Controversial question: who must pay VAT on the rental of an establishment when the owner is a Non-Resident for tax purposes in Spain?
According to Article 4. One of Law 37/1992, of 28 December, on Value Added Tax (hereinafter, LIVA), “supplies of goods and services carried out within the spatial scope of the tax by businessmen or professionals for consideration, on a regular or occasional basis, in the course of their business or professional activity, even if they are carried out for the benefit of the partners, associates, members or participants of the entities that carry them out, are subject to the aforementioned tax“.
Concept of entrepreneur or professional
Article 5 of the LIVA defines for the purposes of this tax the concept of entrepreneur or professional, indicating that, in particular, lessors of goods shall be considered as such.
Leasing as provision of services
Article 11. Two of the LIVA states that the leasing of goods, industry or business, companies or commercial establishments, with or without an option to purchase, will be considered as the provision of services.
Non-resident landlord and premises in Spain
All lessors of premises have for VAT purposes the status of businessperson or professional and the leasing of premises located in Spanish territory must be classified as a supply of services subject to VAT, in accordance with the provisions of Article 70.1.1.a) of the LIVA (Special rules for locating the supply of services), which states that:
One. The following services shall be deemed to be provided in the territory of application of the Tax:
1.º Those related to immovable property located in the aforementioned territory.
The problem arises, therefore, when it comes to the payment of VAT by the lessor who is not resident in Spain, how is this done?
In order to resolve this question, it is necessary to refer to article 84 LIVA, which indicates that they will be taxable persons for the tax:
1º Natural or legal persons who are entrepreneurs or professionals and who supply goods or provide services subject to tax, except as provided for in the following numbers.
2º Entrepreneurs or professionals for whom transactions subject to tax are carried out in the cases indicated below:
a) When they are carried out by persons or entities not established in the territory where the tax applies.[…]
Two. For the purposes of the provisions of this Article, taxable persons shall be deemed to be established in the territory in which the tax is levied if they have there the seat of their economic activity, their tax domicile or a permanent establishment which is involved in the supply of goods and services subject to the tax.
Such a permanent establishment shall be deemed to be involved in the supply of goods or services when it organises its material and human factors of production or one of them for the purpose of carrying out each of them.[…]
The position of the VAT taxable person is then reversed, therefore, the person liable to pay VAT would be the one who receives the service, and not the one who provides it, i.e. the tenant himself becomes the VAT taxable person.
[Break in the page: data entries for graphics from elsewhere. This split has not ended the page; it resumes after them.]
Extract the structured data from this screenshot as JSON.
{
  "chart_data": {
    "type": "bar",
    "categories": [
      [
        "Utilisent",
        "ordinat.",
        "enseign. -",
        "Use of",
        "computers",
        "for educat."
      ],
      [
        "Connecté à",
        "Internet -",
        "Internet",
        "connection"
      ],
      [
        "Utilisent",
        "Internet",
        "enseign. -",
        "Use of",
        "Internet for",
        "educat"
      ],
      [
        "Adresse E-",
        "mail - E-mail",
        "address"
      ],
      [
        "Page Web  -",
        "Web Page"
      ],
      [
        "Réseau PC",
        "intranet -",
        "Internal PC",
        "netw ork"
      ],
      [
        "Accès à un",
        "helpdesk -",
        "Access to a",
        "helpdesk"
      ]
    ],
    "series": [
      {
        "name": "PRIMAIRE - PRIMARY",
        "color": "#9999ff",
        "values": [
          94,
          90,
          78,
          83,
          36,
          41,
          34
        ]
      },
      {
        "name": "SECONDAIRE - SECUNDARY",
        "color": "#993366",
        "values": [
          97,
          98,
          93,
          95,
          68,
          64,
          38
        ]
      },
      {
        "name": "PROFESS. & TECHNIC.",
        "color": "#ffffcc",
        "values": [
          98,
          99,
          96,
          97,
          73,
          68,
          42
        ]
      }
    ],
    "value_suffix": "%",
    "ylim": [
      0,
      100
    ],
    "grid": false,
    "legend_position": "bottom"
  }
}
For VAT purposes, in accordance with Article 69. Tres LIVA, immovable property operated on a rental basis or by any other means is considered a permanent establishment, provided that it is the fixed place of business where the entrepreneur or professional carries out his economic activity. However, if the owner does not permanently maintain in Spanish territory material and human resources, whether his own or subcontracted to third parties, for the exercise of the rental activity, it will be understood that he does not have a permanent establishment in Spanish territory.
Therefore, in the event that the non-resident lessor of premises does not have a permanent establishment in Spain, he is not obliged to register as an economic activity using census form 036/037 in the census of activities and, therefore, is not obliged to charge VAT.
In accordance with the provisions of Article 84 LIVA, what is known as “inversion of the taxable person” occurs, in such a way that it will be the businessman, the tenant of the premises, who will have to charge himself the VAT that must be applied at all times. In this case, if the tenant’s apportionment is 100%, the effect of self-recharging VAT will be neutral, as the amounts charged and borne will be the same.